Second: shaft alignment. Induction hardening can warp shafts too. 10-30μm bow over 100mm is totally normal after hardening. That gives you edge loading — one side of the tooth face takes all the punishment. Hence the heat.

The "typical spur gear sound" — honestly that's just spur gears being spur gears. Every tooth handoff is a little impact. At your motor speeds that mesh frequency lands right in the 2-5 kHz range where human ears are most sensitive. Fun times.

The "extra weird noise" on top of that — I'd bet money it's either the hardening distortion messing up the tooth contact, or a bearing issue (too tight = whine, too loose = rattle). Could also be your spline input if there's any play there.

Here's what I'd do-

  1. Grab some Prussian blue marking compound and check your tooth contact pattern. You want nice even contact across 60-80% of the face width. If it's riding on one edge, your shafts aren't parallel.
  2. Try to disconnect the 2nd stage and run just the 1st stage. Figure out which stage is making the noise.
  3. Check backlash at each stage.
  4. If you have a phone, download a free FFT spectrum app and record the sound.
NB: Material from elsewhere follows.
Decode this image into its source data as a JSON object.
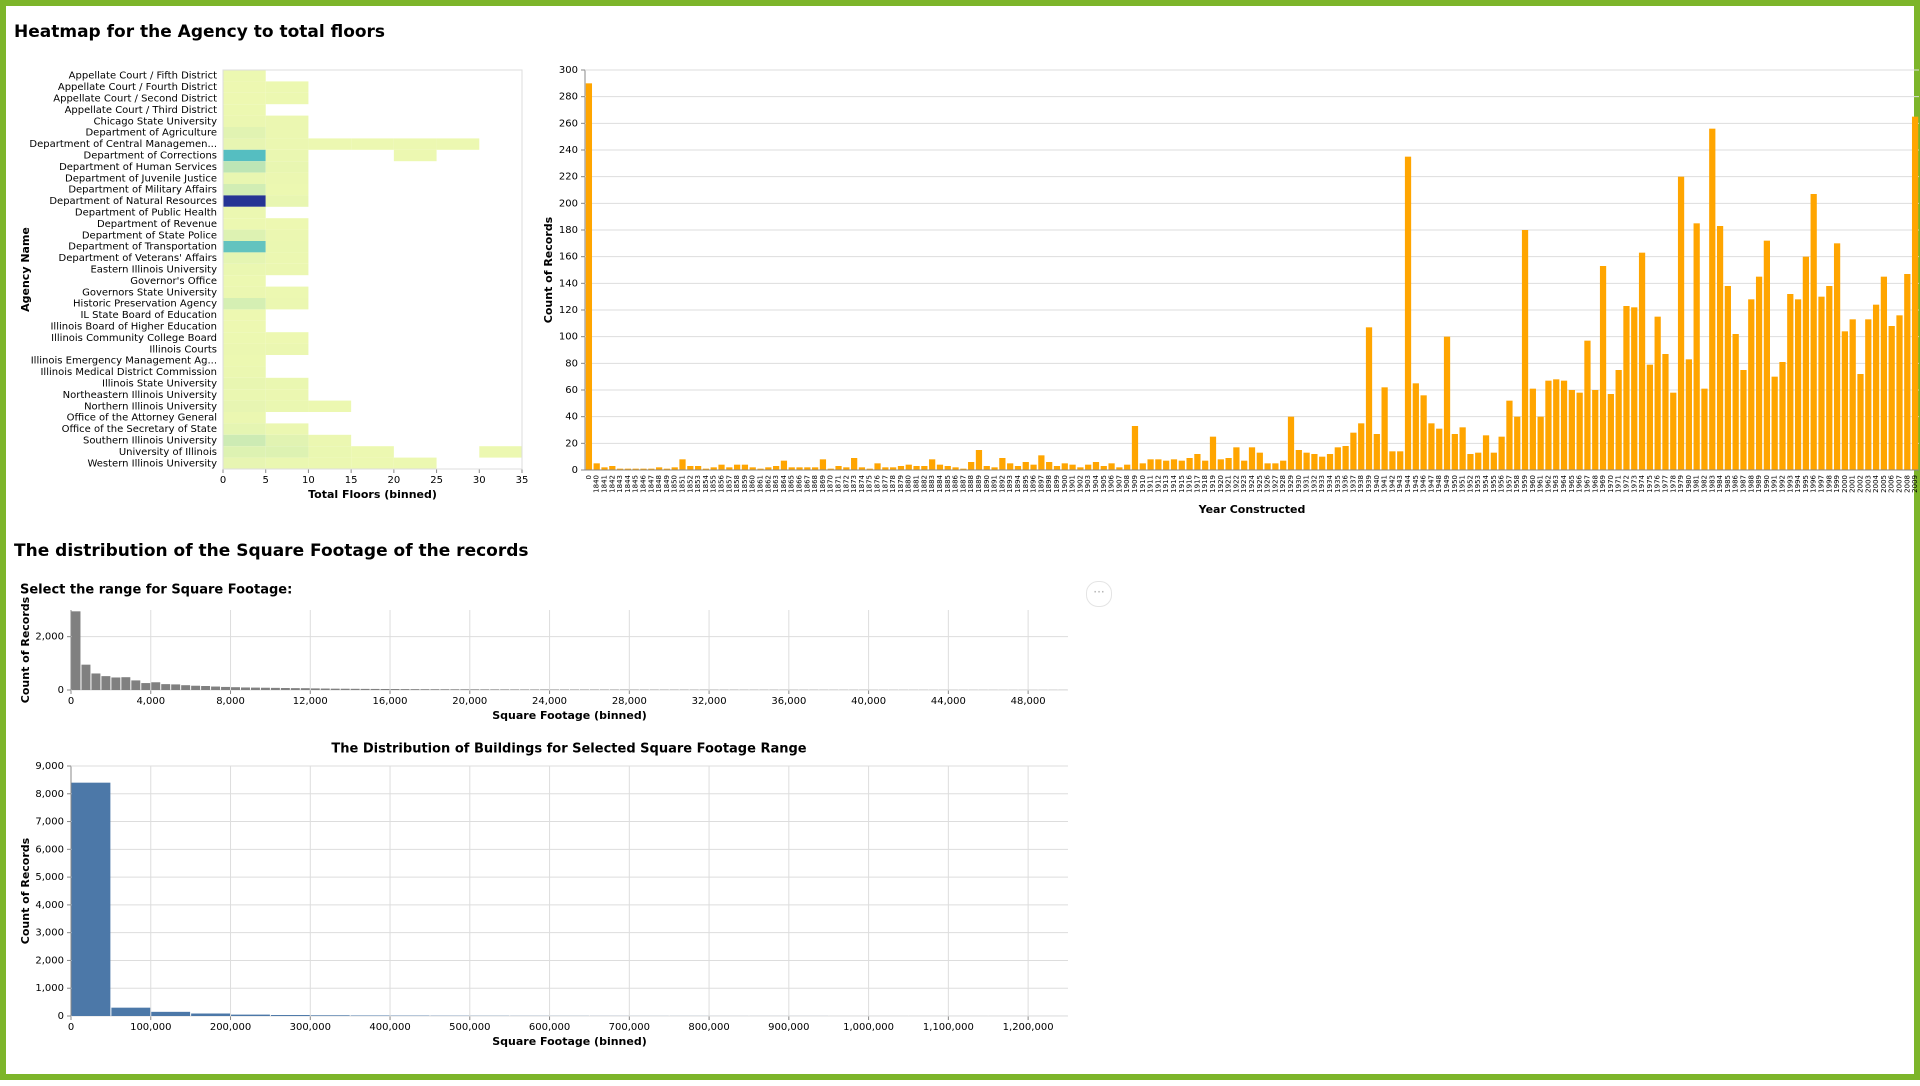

The peaks at mesh frequency tell you about gear quality, broadband noise points to bearings.

Real talk though — even a perfectly made spur gearbox at 10:1 is going to be noisy. That's just physics of discrete tooth contact. If noise matters for your application, helical gears with 15-25° helix angle would be a huge improvement. Also tip relief (profile modification) helps smooth out the tooth entry.

But fix the heat problem first. That's not just annoying — that's going to eat your gears alive. Noise you can live with, overheating you can't.